Elle retint ses poings pour ne pas la gifler de justesse, ou la secouer à la faire tomber par-dessus la falaise. Mémé inspira les rafales de vent.

— Judy… Je crois que tu l’as toujours su.

— Non !

C’était sorti comme une supplication.

— Armand Aster.

Le visage de Mémé était ouvert, franc et ce n’était pas le visage qu’elle connaissait : celui qui mentait. Mais elle ne pouvait pas dire la vérité !

— Tu mens.

— J’étais là quand ta mère m’a confiée son bébé.

Au mot « mère », Judy ferma les yeux.

— C’est toi qui…

— T’aies amenée à Gaspard, oui.

— Mais je ne lui ressemble pas. Je ne ressemble pas à Kateline. Y a rien.

Mémé la couva d’un regard plein de bienveillance. Elle n’avait jamais vu Mémé aussi à l’écoute et, en même temps, elle n’était pas sûre d’aimer cette facette de sa personnalité.

— Ta mère avait des yeux noirs comme le charbon, la peau sombre, des cheveux noirs. Judy, tu ressembles simplement beaucoup à ta mère.

— Pourquoi tu parles d’elle au passé ? Elle est morte, c’est ça ?

— Je ne sais pas. Elle pourrait. C’est juste que… quand quelqu’un est sorti de ta vie longtemps, c’est comme s’il était mort pour toi, tu comprends ? Elle n’est plus la femme que j’ai rencontrée il y a seize ans.

— Qu’est-ce qui lui est arrivée ?

— Les Lombrics l’ont eue. Il fallait qu’ils l’attrapent pour que je puisse te cacher. Elle t’a transmis l’Anti-lumière après une dernière déconnexion qui l’a privée de tous ses pouvoirs.

Le cœur de Judy se mit à battre très fort.

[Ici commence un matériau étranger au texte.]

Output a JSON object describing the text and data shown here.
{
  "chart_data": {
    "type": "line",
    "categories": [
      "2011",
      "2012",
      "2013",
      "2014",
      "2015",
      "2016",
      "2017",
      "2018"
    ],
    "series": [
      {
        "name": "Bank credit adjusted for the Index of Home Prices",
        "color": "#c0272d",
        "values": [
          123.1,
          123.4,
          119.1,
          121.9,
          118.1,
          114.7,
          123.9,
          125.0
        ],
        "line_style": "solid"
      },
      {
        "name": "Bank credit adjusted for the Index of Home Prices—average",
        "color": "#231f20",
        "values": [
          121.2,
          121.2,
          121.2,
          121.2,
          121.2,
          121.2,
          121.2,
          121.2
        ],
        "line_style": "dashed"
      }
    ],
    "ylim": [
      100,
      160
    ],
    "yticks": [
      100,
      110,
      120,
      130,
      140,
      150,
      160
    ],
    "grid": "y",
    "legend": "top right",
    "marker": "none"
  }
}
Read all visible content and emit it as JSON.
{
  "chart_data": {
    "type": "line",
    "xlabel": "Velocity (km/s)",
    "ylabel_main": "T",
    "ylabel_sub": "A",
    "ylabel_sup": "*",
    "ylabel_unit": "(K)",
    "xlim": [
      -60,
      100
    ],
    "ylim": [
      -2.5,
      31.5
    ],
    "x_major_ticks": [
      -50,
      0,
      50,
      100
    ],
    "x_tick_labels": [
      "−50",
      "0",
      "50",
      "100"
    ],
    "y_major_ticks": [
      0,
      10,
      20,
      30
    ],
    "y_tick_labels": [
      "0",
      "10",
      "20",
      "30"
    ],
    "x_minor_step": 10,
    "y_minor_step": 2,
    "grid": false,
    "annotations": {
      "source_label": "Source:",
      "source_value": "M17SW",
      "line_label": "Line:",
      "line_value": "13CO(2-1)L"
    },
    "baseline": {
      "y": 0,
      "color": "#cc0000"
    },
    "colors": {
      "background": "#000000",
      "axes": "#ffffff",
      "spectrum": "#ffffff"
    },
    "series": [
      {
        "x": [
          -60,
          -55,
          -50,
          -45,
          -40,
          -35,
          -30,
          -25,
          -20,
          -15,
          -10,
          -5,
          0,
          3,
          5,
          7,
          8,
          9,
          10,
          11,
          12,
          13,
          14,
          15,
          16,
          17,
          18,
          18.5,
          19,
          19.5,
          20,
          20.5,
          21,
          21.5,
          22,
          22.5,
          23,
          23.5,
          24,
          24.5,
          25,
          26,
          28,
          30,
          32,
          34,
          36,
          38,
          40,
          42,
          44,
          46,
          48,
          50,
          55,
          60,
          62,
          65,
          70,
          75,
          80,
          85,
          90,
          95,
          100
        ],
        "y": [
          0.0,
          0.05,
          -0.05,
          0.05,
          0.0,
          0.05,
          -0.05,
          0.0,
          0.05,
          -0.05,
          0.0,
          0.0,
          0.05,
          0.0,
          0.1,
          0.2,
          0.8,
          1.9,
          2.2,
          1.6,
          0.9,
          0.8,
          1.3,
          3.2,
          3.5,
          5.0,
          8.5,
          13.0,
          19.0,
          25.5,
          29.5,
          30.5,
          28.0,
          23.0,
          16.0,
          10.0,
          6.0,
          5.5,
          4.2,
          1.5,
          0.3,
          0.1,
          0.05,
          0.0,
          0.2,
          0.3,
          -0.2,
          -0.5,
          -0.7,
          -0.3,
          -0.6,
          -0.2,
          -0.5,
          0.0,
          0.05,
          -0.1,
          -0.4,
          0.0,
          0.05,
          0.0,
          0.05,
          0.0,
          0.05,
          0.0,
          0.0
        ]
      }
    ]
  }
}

— Une dernière déconnexion ?

— Oui, murmura Mémé, elle a… elle a déconnecté Armand Aster de sa connexion au Feu. Et elle a perdu le Vent.

— Pourquoi ?

— Je ne sais pas, Judy.

— Je ne lui ressemble pas. Ce n’est pas mon père.

Mémé devait se tromper. Sa mère avait eu une aventure avec quelqu’un d’autre. Mais c’était faux ! Parce qu’elle savait, c’était écrit dans cette stupide lettre : son père faisait partie des Lombrics. Son père savait qui elle était. Son père était le chef des Lombrics et il ne la voyait pas comme sa fille, mais comme l’outil de sa vengeance.

— Tu sais, Judy, tu es l’une des seules personnes sur cette Terre à le savoir. Tu ferais mieux de ne pas trop en parler.

— Oui, je sais. De toute façon, je n’ai aucune raison d’en parler.

Judy se remémora son reflet dans le miroir et se dégouta d’elle-même. Elle avait le même regard vif et tranchant, ce même sourire hideux, surtout quand il se voulait satisfait et la même expression déterminée et cruelle qu’elle arborait en ce moment-même.

Gaspard n’avait rien de tout cela. Il était même le contraire : un homme grand et maigre, las de la vie souterraine, au regard fatigué, au sourire tranquille. Il avait tout fait pour la protéger. Il avait même pris le risque de mourir pour elle.

— Ce n’est pas mon vrai père, dit-elle simplement.

Son véritable père était Gaspard et elle devait le retrouver.

— Merci Mémé.

Elle tourna le dos à la cascade et prit le chemin du retour avec dans la cage thoracique, un petit murmure, un petit souffle, une petite étincelle : l’espoir.